Ennesima notizia di uno studente universitario che ha simulato una laurea imminente per poi tentare il suicidio quando inevitabilmente si è scoperto che era ad anni luce dal laurearsi.
Scrivo perché sto vedendo un po’ troppo spesso contrapposta a mo’ di antidoto alla retorica tossica della perfezione l’altrettanto tossica zuccherosa retorica dell’ “Insegniamo ai ragazzi che se non ce la fanno va bene uguale, che la laurea se c’è bene, se non c’è bene uguale”.
Suona bene, ve’? Suona rincuorante e positivo?
Ora ditemi quale universitario dopo aver fracassato la testa chissà quante volte su un esame che blocca tutto, con i conati di vomito davanti allo stesso libro che vede da mesi, con i colleghi (perché c’è anche questo simpatico fenotipo tra gli universitari, e purtroppo in alcuni ambienti è il wild type) che gli rivolgono a malapena la parola quasi si potessero contagiare la peste del fuoricorsismo, e se gliela rivolgono c’è quel je ne sais quoi di quando si parla ad un minorato mentale, con il parentame alle feste che chiede notizie sulla laurea quasi con il pizzico di gusto di chi segue una saga infinita e vuole giusto essere aggiornato sull’ennesimo intoppo, con l’amico che prende lo stipendio e si comincia a levare sfizi un po’ più grossi mentre lui sta ancora con i 20€ di cresta sulla spesa, con la home dei social tappezzata di corone d’alloro, ditemi quale universitario pensa che “anche senza laurea va bene uguale, a ognuno i suoi tempi”.
Bisogna essere realisti su qual è il terreno di coltura di queste disgrazie, e a quel punto è immediatamente palese l’ingenuità dell’approccio di cui sopra, una verniciata colorata di accettazione sopra un muro di rifiuto sociale.
Ora mi rivolgo agli universitari (forse me ne è rimasta ancora una manciata tra i contatti). Il fatto è che non siete solo dottori o potenziali tali: siete musicisti, siete artisti, siete chef, siete sportivi, siete ballerine, siete quelli senza cui l’aperitivo è “Oh ma tizio non viene? Oh 😕” e la temperatura cala di dieci gradi, siete l’abbraccio in cui qualcuno si vuole perdere e la voce che qualcuno non vede l’ora di ascoltare. Non c’è una linea dritta in cui dovete andare da A a B, e finché non state a B non siete nessuno. Quella è una parte di voi, una delle tante infinite linee che vi compongono, in molte delle quali l’eccellenza l’avete raggiunta da un pezzo, e brillate senza rendervi conto di quanta luce fate, distratti dal vostro buio. Mentre non siete ancora dottori, siete già tanto tanto altro.
Non uccidete quel meraviglioso essere umano per costruire il dottore
I tempi migliori verranno, la corona, la festa, il lavoro, l’indipendenza verranno.
Siateci per quando arriveranno, e arrivateci vestiti della consapevolezza di quanto valete a prescindere da tutto questo.

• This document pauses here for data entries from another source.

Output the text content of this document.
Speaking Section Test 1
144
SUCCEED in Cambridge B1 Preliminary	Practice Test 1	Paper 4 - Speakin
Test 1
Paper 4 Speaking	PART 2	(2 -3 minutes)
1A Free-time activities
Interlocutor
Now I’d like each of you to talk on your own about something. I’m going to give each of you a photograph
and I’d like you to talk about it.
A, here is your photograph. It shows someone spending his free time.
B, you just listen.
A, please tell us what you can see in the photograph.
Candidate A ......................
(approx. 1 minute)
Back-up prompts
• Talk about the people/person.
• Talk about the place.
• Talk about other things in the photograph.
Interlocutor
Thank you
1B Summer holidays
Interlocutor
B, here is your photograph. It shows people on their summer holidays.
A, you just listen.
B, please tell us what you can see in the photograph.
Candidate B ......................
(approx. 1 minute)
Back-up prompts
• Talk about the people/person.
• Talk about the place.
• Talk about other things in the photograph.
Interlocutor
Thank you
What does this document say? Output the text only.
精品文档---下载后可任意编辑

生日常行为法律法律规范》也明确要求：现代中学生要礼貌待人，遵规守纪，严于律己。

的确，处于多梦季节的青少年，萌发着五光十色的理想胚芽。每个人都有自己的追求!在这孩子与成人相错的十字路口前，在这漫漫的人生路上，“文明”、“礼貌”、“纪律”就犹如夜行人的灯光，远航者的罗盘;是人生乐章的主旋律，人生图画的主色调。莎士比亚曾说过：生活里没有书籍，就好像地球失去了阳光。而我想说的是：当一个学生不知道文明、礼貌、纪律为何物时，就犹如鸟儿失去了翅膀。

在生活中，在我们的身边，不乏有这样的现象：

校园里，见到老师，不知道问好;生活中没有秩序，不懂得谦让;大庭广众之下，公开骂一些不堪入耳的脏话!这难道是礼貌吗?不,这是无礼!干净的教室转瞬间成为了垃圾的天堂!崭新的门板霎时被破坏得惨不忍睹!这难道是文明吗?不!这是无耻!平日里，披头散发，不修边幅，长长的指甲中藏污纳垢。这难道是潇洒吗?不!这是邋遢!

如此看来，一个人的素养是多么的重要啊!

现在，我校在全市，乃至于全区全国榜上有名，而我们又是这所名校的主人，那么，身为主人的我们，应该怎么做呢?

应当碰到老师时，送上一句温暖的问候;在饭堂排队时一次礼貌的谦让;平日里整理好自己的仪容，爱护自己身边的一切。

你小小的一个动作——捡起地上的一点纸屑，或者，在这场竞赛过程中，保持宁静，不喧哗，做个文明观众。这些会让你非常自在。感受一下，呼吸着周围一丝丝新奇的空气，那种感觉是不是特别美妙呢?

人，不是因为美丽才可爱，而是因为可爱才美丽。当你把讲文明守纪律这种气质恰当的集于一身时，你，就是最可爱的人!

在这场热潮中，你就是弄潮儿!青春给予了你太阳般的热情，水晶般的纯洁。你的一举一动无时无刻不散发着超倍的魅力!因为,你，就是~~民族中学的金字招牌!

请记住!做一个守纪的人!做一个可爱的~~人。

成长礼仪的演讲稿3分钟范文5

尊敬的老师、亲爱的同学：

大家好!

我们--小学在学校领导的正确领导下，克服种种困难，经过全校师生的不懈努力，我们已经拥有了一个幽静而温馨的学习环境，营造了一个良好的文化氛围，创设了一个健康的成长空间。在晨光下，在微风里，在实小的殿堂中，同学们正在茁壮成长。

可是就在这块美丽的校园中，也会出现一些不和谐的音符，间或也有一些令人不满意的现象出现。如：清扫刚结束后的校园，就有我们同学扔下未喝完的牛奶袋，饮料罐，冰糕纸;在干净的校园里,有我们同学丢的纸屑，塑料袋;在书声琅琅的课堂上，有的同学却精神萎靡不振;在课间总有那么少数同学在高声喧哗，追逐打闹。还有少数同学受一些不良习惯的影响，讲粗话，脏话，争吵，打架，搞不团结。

(Sissi De Angelis, 17/12/2021)

21 thoughts on “Il suicidio del (non) laureando

    • Mia figlia ha sempre detto che dalla facoltà di medicina dell’università italiana esci professore di medicina ma non medico. Lei si è fatta una bella gavetta strasfruttata in una struttura ed è stato un bagno di sangue, ma è da lì che è uscita medico, non dall’università.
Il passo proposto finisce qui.